Only a week before, the host X asked me to pick any character from a list. At the time, she appeared unphased at who she or her family might play-act on the night. In fact, as a partnership, we collaborated and carefully selected which character would suit which individual. X was the expert in who her guests were. I quickly scanned and chose a Lady Diana Willard who was English and wore a black dress —easy I thought, as others were requiring safari suits and American accents etc. I felt relief that I could more or less go as myself and ease myself into getting to know a bunch of strangers. No fancy dress purchases!

The murder mystery evening arrived.  I was excited, but I was quickly overwhelmed by greetings at host X’s door from an array of people  dressed in character. With hindsight I can see it was great fun but I panicked. I had not even had an opportunity to glance at my script to get a sense of who I was playing.  Who were these strangers? I was impressed but intimidated by the wonderful drawl of thick accents required for the parts.

Unfortunately, it went downhill from there. I quickly became acutely aware of not being in an environment where I felt safe to play a character or be myself. I became easily tongue-tied and monotone. For some reason the host X repeatedly put me down in front of her guests by commenting with a sneer at how I had chosen the best part (all dressed up nice) whilst they all sat in sheets. I let the comments ride—the first, second, third and forth time, but by the fifth I went on the attack and announced  that she should not have given me the unrestricted choice in the first place!
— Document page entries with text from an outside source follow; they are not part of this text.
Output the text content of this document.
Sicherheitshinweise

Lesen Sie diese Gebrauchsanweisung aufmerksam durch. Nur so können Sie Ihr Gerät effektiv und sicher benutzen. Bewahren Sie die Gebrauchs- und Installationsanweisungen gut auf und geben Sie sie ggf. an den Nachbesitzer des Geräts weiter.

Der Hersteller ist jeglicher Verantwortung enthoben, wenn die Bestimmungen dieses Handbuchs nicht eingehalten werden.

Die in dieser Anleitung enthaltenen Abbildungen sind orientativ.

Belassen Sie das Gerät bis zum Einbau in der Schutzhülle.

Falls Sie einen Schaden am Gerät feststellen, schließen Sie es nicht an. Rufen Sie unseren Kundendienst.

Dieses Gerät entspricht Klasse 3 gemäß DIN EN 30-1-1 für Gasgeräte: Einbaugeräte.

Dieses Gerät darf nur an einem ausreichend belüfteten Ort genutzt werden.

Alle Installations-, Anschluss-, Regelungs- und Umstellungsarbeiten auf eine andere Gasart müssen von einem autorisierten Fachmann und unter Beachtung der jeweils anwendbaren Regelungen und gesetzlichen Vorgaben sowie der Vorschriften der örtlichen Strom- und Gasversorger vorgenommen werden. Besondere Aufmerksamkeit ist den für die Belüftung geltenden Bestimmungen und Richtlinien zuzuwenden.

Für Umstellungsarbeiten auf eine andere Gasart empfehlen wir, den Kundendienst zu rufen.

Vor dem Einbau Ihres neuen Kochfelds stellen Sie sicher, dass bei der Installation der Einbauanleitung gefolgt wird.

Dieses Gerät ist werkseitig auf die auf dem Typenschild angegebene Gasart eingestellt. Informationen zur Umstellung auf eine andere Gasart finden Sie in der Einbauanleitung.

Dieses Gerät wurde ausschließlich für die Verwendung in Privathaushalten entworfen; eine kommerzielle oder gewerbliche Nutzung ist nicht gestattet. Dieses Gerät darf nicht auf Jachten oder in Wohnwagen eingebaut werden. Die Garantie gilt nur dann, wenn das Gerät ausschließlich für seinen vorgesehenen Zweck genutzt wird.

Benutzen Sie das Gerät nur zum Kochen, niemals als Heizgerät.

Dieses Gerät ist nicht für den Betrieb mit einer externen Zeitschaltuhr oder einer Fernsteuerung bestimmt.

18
I could not look her in the eyes as I felt so humiliated yet childish.

During most of the evening, my wine glass was empty so I did not have the alcoholic courage of wine soaring through my veins to let things ride and become uninhibited. I found it impossible to act out a posh ‘Lady’ character whilst the rest of the table oozed wonderful German, American and Egytian accents. I felt crumpled and self conscious and wishing to be with a  familiar circle of friends or family. But some of it was immensely funny and a welcome distraction.
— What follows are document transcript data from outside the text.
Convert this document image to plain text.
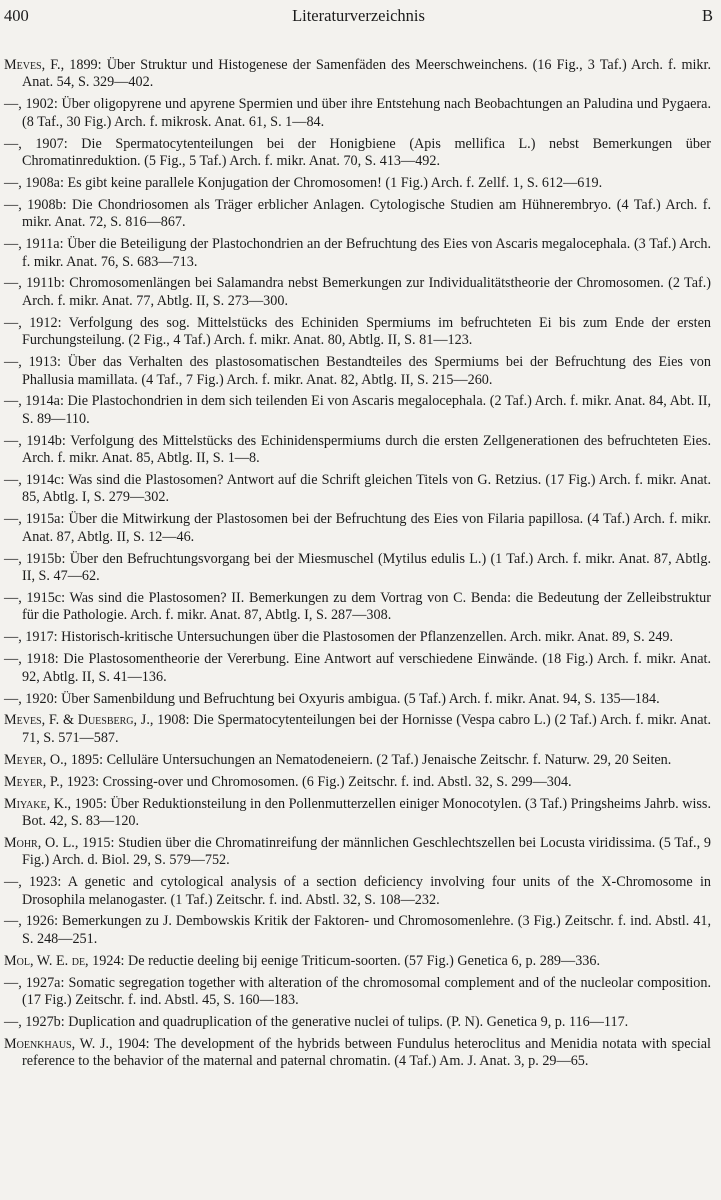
400	Literaturverzeichnis	B

Meves, F., 1899: Über Struktur und Histogenese der Samenfäden des Meerschweinchens. (16 Fig., 3 Taf.) Arch. f. mikr. Anat. 54, S. 329—402.

—, 1902: Über oligopyrene und apyrene Spermien und über ihre Entstehung nach Beobachtungen an Paludina und Pygaera. (8 Taf., 30 Fig.) Arch. f. mikrosk. Anat. 61, S. 1—84.

—, 1907: Die Spermatocytenteilungen bei der Honigbiene (Apis mellifica L.) nebst Bemerkungen über Chromatinreduktion. (5 Fig., 5 Taf.) Arch. f. mikr. Anat. 70, S. 413—492.

—, 1908a: Es gibt keine parallele Konjugation der Chromosomen! (1 Fig.) Arch. f. Zellf. 1, S. 612—619.

—, 1908b: Die Chondriosomen als Träger erblicher Anlagen. Cytologische Studien am Hühnerembryo. (4 Taf.) Arch. f. mikr. Anat. 72, S. 816—867.

—, 1911a: Über die Beteiligung der Plastochondrien an der Befruchtung des Eies von Ascaris megalocephala. (3 Taf.) Arch. f. mikr. Anat. 76, S. 683—713.

—, 1911b: Chromosomenlängen bei Salamandra nebst Bemerkungen zur Individualitätstheorie der Chromosomen. (2 Taf.) Arch. f. mikr. Anat. 77, Abtlg. II, S. 273—300.

—, 1912: Verfolgung des sog. Mittelstücks des Echiniden Spermiums im befruchteten Ei bis zum Ende der ersten Furchungsteilung. (2 Fig., 4 Taf.) Arch. f. mikr. Anat. 80, Abtlg. II, S. 81—123.

—, 1913: Über das Verhalten des plastosomatischen Bestandteiles des Spermiums bei der Befruchtung des Eies von Phallusia mamillata. (4 Taf., 7 Fig.) Arch. f. mikr. Anat. 82, Abtlg. II, S. 215—260.

—, 1914a: Die Plastochondrien in dem sich teilenden Ei von Ascaris megalocephala. (2 Taf.) Arch. f. mikr. Anat. 84, Abt. II, S. 89—110.

—, 1914b: Verfolgung des Mittelstücks des Echinidenspermiums durch die ersten Zellgenerationen des befruchteten Eies. Arch. f. mikr. Anat. 85, Abtlg. II, S. 1—8.

—, 1914c: Was sind die Plastosomen? Antwort auf die Schrift gleichen Titels von G. Retzius. (17 Fig.) Arch. f. mikr. Anat. 85, Abtlg. I, S. 279—302.

—, 1915a: Über die Mitwirkung der Plastosomen bei der Befruchtung des Eies von Filaria papillosa. (4 Taf.) Arch. f. mikr. Anat. 87, Abtlg. II, S. 12—46.

—, 1915b: Über den Befruchtungsvorgang bei der Miesmuschel (Mytilus edulis L.) (1 Taf.) Arch. f. mikr. Anat. 87, Abtlg. II, S. 47—62.

—, 1915c: Was sind die Plastosomen? II. Bemerkungen zu dem Vortrag von C. Benda: die Bedeutung der Zelleibstruktur für die Pathologie. Arch. f. mikr. Anat. 87, Abtlg. I, S. 287—308.

—, 1917: Historisch-kritische Untersuchungen über die Plastosomen der Pflanzenzellen. Arch. mikr. Anat. 89, S. 249.

—, 1918: Die Plastosomentheorie der Vererbung. Eine Antwort auf verschiedene Einwände. (18 Fig.) Arch. f. mikr. Anat. 92, Abtlg. II, S. 41—136.

—, 1920: Über Samenbildung und Befruchtung bei Oxyuris ambigua. (5 Taf.) Arch. f. mikr. Anat. 94, S. 135—184.

Meves, F. & Duesberg, J., 1908: Die Spermatocytenteilungen bei der Hornisse (Vespa cabro L.) (2 Taf.) Arch. f. mikr. Anat. 71, S. 571—587.

Meyer, O., 1895: Celluläre Untersuchungen an Nematodeneiern. (2 Taf.) Jenaische Zeitschr. f. Naturw. 29, 20 Seiten.

Meyer, P., 1923: Crossing-over und Chromosomen. (6 Fig.) Zeitschr. f. ind. Abstl. 32, S. 299—304.

Miyake, K., 1905: Über Reduktionsteilung in den Pollenmutterzellen einiger Monocotylen. (3 Taf.) Pringsheims Jahrb. wiss. Bot. 42, S. 83—120.

Mohr, O. L., 1915: Studien über die Chromatinreifung der männlichen Geschlechtszellen bei Locusta viridissima. (5 Taf., 9 Fig.) Arch. d. Biol. 29, S. 579—752.

—, 1923: A genetic and cytological analysis of a section deficiency involving four units of the X-Chromosome in Drosophila melanogaster. (1 Taf.) Zeitschr. f. ind. Abstl. 32, S. 108—232.

—, 1926: Bemerkungen zu J. Dembowskis Kritik der Faktoren- und Chromosomenlehre. (3 Fig.) Zeitschr. f. ind. Abstl. 41, S. 248—251.

Mol, W. E. de, 1924: De reductie deeling bij eenige Triticum-soorten. (57 Fig.) Genetica 6, p. 289—336.

—, 1927a: Somatic segregation together with alteration of the chromosomal complement and of the nucleolar composition. (17 Fig.) Zeitschr. f. ind. Abstl. 45, S. 160—183.

—, 1927b: Duplication and quadruplication of the generative nuclei of tulips. (P. N). Genetica 9, p. 116—117.

Moenkhaus, W. J., 1904: The development of the hybrids between Fundulus heteroclitus and Menidia notata with special reference to the behavior of the maternal and paternal chromatin. (4 Taf.) Am. J. Anat. 3, p. 29—65.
All was not lost. The evening concluded with a quick hike up Parliament Hill to see a wonderful array of fireworks! I was grinning from ear-to-ear with my sparkler and finally at ease in my jeans and woolly sweater.
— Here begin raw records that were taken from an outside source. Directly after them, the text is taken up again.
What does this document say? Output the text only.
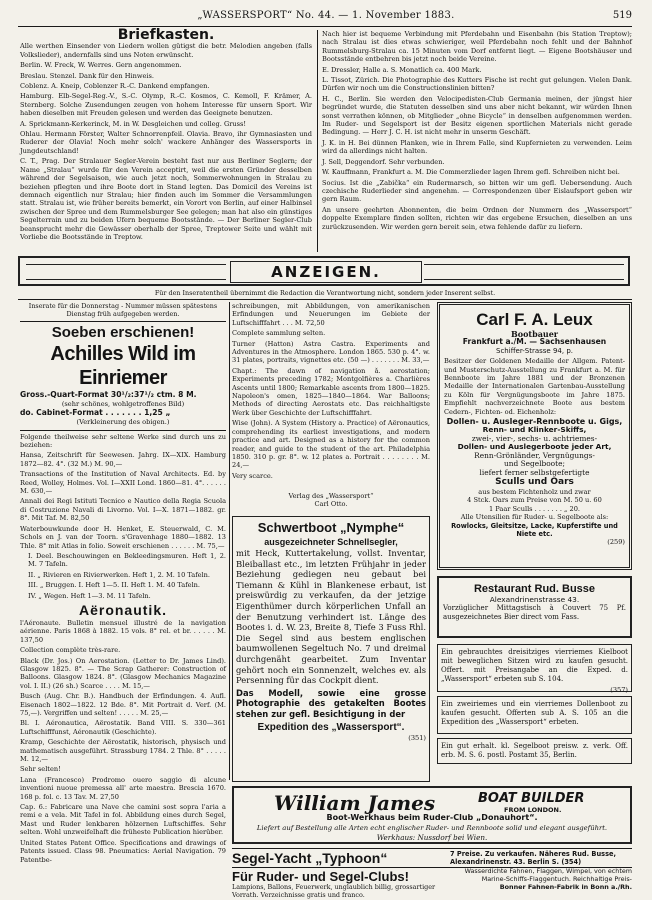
„WASSERSPORT“ No. 44. — 1. November 1883.	519
Briefkasten.

Alle werthen Einsender von Liedern wollen gütigst die betr. Melodien angeben (falls Volkslieder), andernfalls sind uns Noten erwünscht.

Berlin. W. Freck, W. Werres. Gern angenommen.

Breslau. Stenzel. Dank für den Hinweis.

Coblenz. A. Kneip, Coblenzer R.-C. Dankend empfangen.

Hamburg. Elb-Segel-Reg.-V., S.-C. Olymp, R.-C. Kosmos, C. Kemoll, F. Krämer, A. Sternberg. Solche Zusendungen zeugen von hohem Interesse für unsern Sport. Wir haben dieselben mit Freuden gelesen und werden das Geeignete benutzen.

A. Sprickmann-Kerkerinck, M. in W. Desgleichen und colleg. Gruss!

Ohlau. Hermann Förster, Walter Schnorrenpfeil. Olavia. Bravo, ihr Gymnasiasten und Ruderer der Olavia! Noch mehr solch' wackere Anhänger des Wassersports in Jungdeutschland!

C. T., Prag. Der Stralauer Segler-Verein besteht fast nur aus Berliner Seglern; der Name „Stralau“ wurde für den Verein acceptirt, weil die ersten Gründer desselben während der Segelsaison, wie auch jetzt noch, Sommerwohnungen in Stralau zu beziehen pflegten und ihre Boote dort in Stand legten. Das Domicil des Vereins ist demnach eigentlich nur Stralau; hier finden auch im Sommer die Versammlungen statt. Stralau ist, wie früher bereits bemerkt, ein Vorort von Berlin, auf einer Halbinsel zwischen der Spree und dem Rummelsburger See gelegen; man hat also ein günstiges Segelterrain und zu beiden Ufern bequeme Bootsstände. — Der Berliner Segler-Club beansprucht mehr die Gewässer oberhalb der Spree, Treptower Seite und wählt mit Vorliebe die Bootsstände in Treptow.

Nach hier ist bequeme Verbindung mit Pferdebahn und Eisenbahn (bis Station Treptow); nach Stralau ist dies etwas schwieriger, weil Pferdebahn noch fehlt und der Bahnhof Rummelsburg-Stralau ca. 15 Minuten vom Dorf entfernt liegt. — Eigene Bootshäuser und Bootsstände entbehren bis jetzt noch beide Vereine.

E. Dressler, Halle a. S. Monatlich ca. 400 Mark.

L. Tissot, Zürich. Die Photographie des Kutters Fische ist recht gut gelungen. Vielen Dank. Dürfen wir noch um die Constructionslinien bitten?

H. C., Berlin. Sie werden den Velocipedisten-Club Germania meinen, der jüngst hier begründet wurde, die Statuten desselben sind uns aber nicht bekannt, wir würden Ihnen sonst verrathen können, ob Mitglieder „ohne Bicycle“ in denselben aufgenommen werden. Im Ruder- und Segelsport ist der Besitz eigenen sportlichen Materials nicht gerade Bedingung. — Herr J. C. H. ist nicht mehr in unserm Geschäft.

J. K. in H. Bei dünnen Planken, wie in Ihrem Falle, sind Kupfernieten zu verwenden. Leim wird da allerdings nicht halten.

J. Sell, Deggendorf. Sehr verbunden.

W. Kauffmann, Frankfurt a. M. Die Commerzlieder lagen Ihrem gefl. Schreiben nicht bei.

Socius. Ist die „Zabička“ ein Rudermarsch, so bitten wir um gefl. Uebersendung. Auch czechische Ruderlieder sind angenehm. — Correspondenzen über Eislaufsport geben wir gern Raum.

An unsere geehrten Abonnenten, die beim Ordnen der Nummern des „Wassersport“ doppelte Exemplare finden sollten, richten wir das ergebene Ersuchen, dieselben an uns zurückzusenden. Wir werden gern bereit sein, etwa fehlende dafür zu liefern.

ANZEIGEN.
Für den Inseratentheil übernimmt die Redaction die Verantwortung nicht, sondern jeder Inserent selbst.
Inserate für die Donnerstag - Nummer müssen spätestens Dienstag früh aufgegeben werden.
Soeben erschienen!
Achilles Wild im Einriemer
Gross.-Quart-Format 30¹/₂:37¹/₂ ctm. 8 M.
(sehr schönes, wohlgetroffenes Bild)
do. Cabinet-Format . . . . . . . 1,25 „
(Verkleinerung des obigen.)

Folgende theilweise sehr seltene Werke sind durch uns zu beziehen:

Hansa, Zeitschrift für Seewesen. Jahrg. IX—XIX. Hamburg 1872—82. 4°. (32 M.) M. 90,—

Transactions of the Institution of Naval Architects. Ed. by Reed, Wolley, Holmes. Vol. I—XXII Lond. 1860—81. 4°. . . . . . M. 630,—

Annali dei Regi Istituti Tecnico e Nautico della Regia Scuola di Costruzione Navali di Livorno. Vol. I—X. 1871—1882. gr. 8°. Mit Taf. M. 82,50

Waterbouwkunde door H. Henket, E. Steuerwald, C. M. Schols en J. van der Toorn. s'Gravenhage 1880—1882. 13 Thle. 8° mit Atlas in folio. Soweit erschienen . . . . . . M. 75,—

I. Deel. Beschouwingen en Bekleedingsmuren. Heft 1, 2. M. 7 Tafeln.

II. „ Rivieren en Rivierwerken. Heft 1, 2. M. 10 Tafeln.

III. „ Bruggen. I. Heft 1—5. II. Heft 1. M. 40 Tafeln.

IV. „ Wegen. Heft 1—3. M. 11 Tafeln.

Aëronautik.

l'Aéronaute. Bulletin mensuel illustré de la navigation aérienne. Paris 1868 à 1882. 15 vols. 8° rel. et br. . . . . . M. 137,50

Collection complète très-rare.

Black (Dr. Jos.) On Aerostation. (Letter to Dr. James Lind). Glasgow 1825. 8°. — The Scrap Gatherer: Construction of Balloons. Glasgow 1824. 8°. (Glasgow Mechanics Magazine vol. I. II.) (26 sh.) Scarce . . . . M. 15,—

Busch (Aug. Chr. B.). Handbuch der Erfindungen. 4. Aufl. Eisenach 1802—1822. 12 Bde. 8°. Mit Portrait d. Verf. (M. 75,—). Vergriffen und selten! . . . . . M. 25,—

Bl. I. Aéronautica, Aërostatik. Band VIII. S. 330—361 Luftschifffunst, Aéronautik (Geschichte).

Kramp, Geschichte der Aërostatik, historisch, physisch und mathematisch ausgeführt. Strassburg 1784. 2 Thle. 8° . . . . . M. 12,—

Sehr selten!

Lana (Francesco) Prodromo ouero saggio di alcune inventioni nuoue premessa all' arte maestra. Brescia 1670. 168 p. fol. c. 13 Tav. M. 27,50

Cap. 6.: Fabricare una Nave che camini sost sopra l'aria a remi e a vela. Mit Tafel in fol. Abbildung eines durch Segel, Mast und Ruder lenkbaren hölzernen Luftschiffes. Sehr selten. Wohl unzweifelhaft die früheste Publication hierüber.

United States Patent Office. Specifications and drawings of Patents issued. Class 98. Pneumatics: Aerial Navigation. 79 Patentbe-

schreibungen, mit Abbildungen, von amerikanischen Erfindungen und Neuerungen im Gebiete der Luftschifffahrt . . . M. 72,50

Complete sammlung selten.

Turner (Hatton) Astra Castra. Experiments and Adventures in the Atmosphere. London 1865. 530 p. 4°. w. 31 plates, portraits, vignettes etc. (50 —) . . . . . . . M. 33,—

Chapt.: The dawn of navigation ǎ. aerostation; Experiments preceding 1782; Montgolfières a. Charlières Ascents until 1800; Remarkable ascents from 1800—1825. Napoleon's omen, 1825—1840—1864. War Balloons; Methods of directing Aerostats etc. Das reichhaltigste Werk über Geschichte der Luftschifffahrt.

Wise (John). A System (History a. Practice) of Aëronautics, comprehending its earliest investigations, and modern practice and art. Designed as a history for the common reader, and guide to the student of the art. Philadelphia 1850. 310 p. gr. 8°. w. 12 plates a. Portrait . . . . . . . . M. 24,—

Very scarce.

Verlag des „Wassersport“
Carl Otto.
Schwertboot „Nymphe“
ausgezeichneter Schnellsegler,

mit Heck, Kuttertakelung, vollst. Inventar, Bleiballast etc., im letzten Frühjahr in jeder Beziehung gediegen neu gebaut bei Tiemann & Kühl in Blankenese erbaut, ist preiswürdig zu verkaufen, da der jetzige Eigenthümer durch körperlichen Unfall an der Benutzung verhindert ist. Länge des Bootes i. d. W. 23, Breite 8, Tiefe 3 Fuss Rhl. Die Segel sind aus bestem englischen baumwollenen Segeltuch No. 7 und dreimal durchgenäht gearbeitet. Zum Inventar gehört noch ein Sonnenzelt, welches ev. als Persenning für das Cockpit dient.

Das Modell, sowie eine grosse Photographie des getakelten Bootes stehen zur gefl. Besichtigung in der

Expedition des „Wassersport“.
(351)
Carl F. A. Leux
Bootbauer
Frankfurt a./M. — Sachsenhausen
Schiffer-Strasse 94, p.

Besitzer der Goldenen Medaille der Allgem. Patent- und Musterschutz-Ausstellung zu Frankfurt a. M. für Bennboote im Jahre 1881 und der Bronzenen Medaille der Internationalen Gartenbau-Ausstellung zu Köln für Vergnügungsboote im Jahre 1875. Empfiehlt nachverzeichnete Boote aus bestem Cedern-, Fichten- od. Eichenholz:

Dollen- u. Ausleger-Rennboote u. Gigs,
Renn- und Klinker-Skiffs,
zwei-, vier-, sechs- u. achtriemes-
Dollen- und Auslegerboote jeder Art,
Renn-Grönländer, Vergnügungs-
und Segelboote;
liefert ferner selbstgefertigte
Sculls und Oars
aus bestem Fichtenholz und zwar
4 Stck. Oars zum Preise von M. 50 u. 60
1 Paar Sculls . . . . . . . „ 20.
Alle Utensilien für Ruder- u. Segelboote als:
Rowlocks, Gleitsitze, Lacke, Kupferstifte und Niete etc.
(259)
Restaurant Rud. Busse
Alexandrinenstrasse 43.

Vorzüglicher Mittagstisch à Couvert 75 Pf. ausgezeichnetes Bier direct vom Fass.

Ein gebrauchtes dreisitziges vierriemes Kielboot mit beweglichen Sitzen wird zu kaufen gesucht. Offert. mit Preisangabe an die Exped. d. „Wassersport“ erbeten sub S. 104.

(357)

Ein zweiriemes und ein vierriemes Dollenboot zu kaufen gesucht. Offerten sub A. S. 105 an die Expedition des „Wassersport“ erbeten.

Ein gut erhalt. kl. Segelboot preisw. z. verk. Off. erb. M. S. 6. postl. Postamt 35, Berlin.

William James	BOAT BUILDER
FROM LONDON.
Boot-Werkhaus beim Ruder-Club „Donauhort“.
Liefert auf Bestellung alle Arten echt englischer Ruder- und Rennboote solid und elegant ausgeführt.
Werkhaus: Nussdorf bei Wien.
Segel-Yacht „Typhoon“	7 Preise. Zu verkaufen. Näheres Rud. Busse, Alexandrinenstr. 43. Berlin S. (354)
Für Ruder- und Segel-Clubs!
Lampions, Ballons, Feuerwerk, unglaublich billig, grossartiger Vorrath. Verzeichnisse gratis und franco.
Wasserdichte Fahnen, Flaggen, Wimpel, von echtem Marine-Schiffs-Flaggentuch. Reichhaltige Preis-
Bonner Fahnen-Fabrik in Bonn a./Rh.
With awareness and reflection I have learnt  a few things about people and about what makes a comfortable social environment (my analytical skills have gone overboard since New Year, as I have not felt this anxious for over a year).

I am a professional coach and building up my networking skills etc. Why did I feel like I was twelve again on this occasion? What can I learn from this experience?

I reflected the importance of a comfortable environment for people to meet and share information, get to know each other and build rapport before an event or a meeting.

It clarified to me the importance of creating a safe and collaborative relationship for coaching clients to feel at ease and open to questions and challenges within a coaching session. It reminded me of the passive-aggressive nature of some people, and the need for me to develop a ‘backbone’ and assert myself without reciprocating passive-aggressive behaviour back.

It reminded me of how it feels to be at the sharp end of snide remarks and truths masked as jokes. Many coaching clients I see have confidence concerns when faced with aggressive or passive-aggressive people. I must remember how it feels. It reminded me how important it is to bring a moment to moment awareness to any given situation and choose to respond differently when there can be an impulsive instinct to react (the difference between fast and slow thinking).

After all, I could have said from the start that I would struggle with acting out  a part and that I hoped they did not mind me just reading the dialogue until I warmed up. Instead I said nothing, but mentally tortured myself with an awareness that I was behaving differently from the others. I expected them to be mind readers perhaps?

I could have asked for a continual top-up on my New Year drink to help give a little courage and I certainly could have made light of and joked about the black dress comments. However, there is nothing wrong in being real. But, was there a need to take things so personally?

So my reflection is that we can make a situation worse by our thoughts on top of thoughts and our limited perspectives when in anxious states. I hope to be aware and respond differently in the future to such a situation, and also not to be affected so much by external events beyond my control. I have a choice on how to respond, but I also have the compassion to know that I did the best I could at the time in the situation that presented itself.

The main thing is, I have reflected and can let it go and move on. Onwards and upwards and safe in the knowledge that my positive and negative experiences can only have a rewarding effect on my ability to work as an effective coach. It’s yesterdays news, just like the cast out Christmas trees on the pavements of London. On the whole, the night was good, but it could have been fantastic, if I approached the event differently.

Have you ever had difficult situations to deal with that you wished you had handled better? I would like to hear your thoughts. Be mindful and Happy New Year!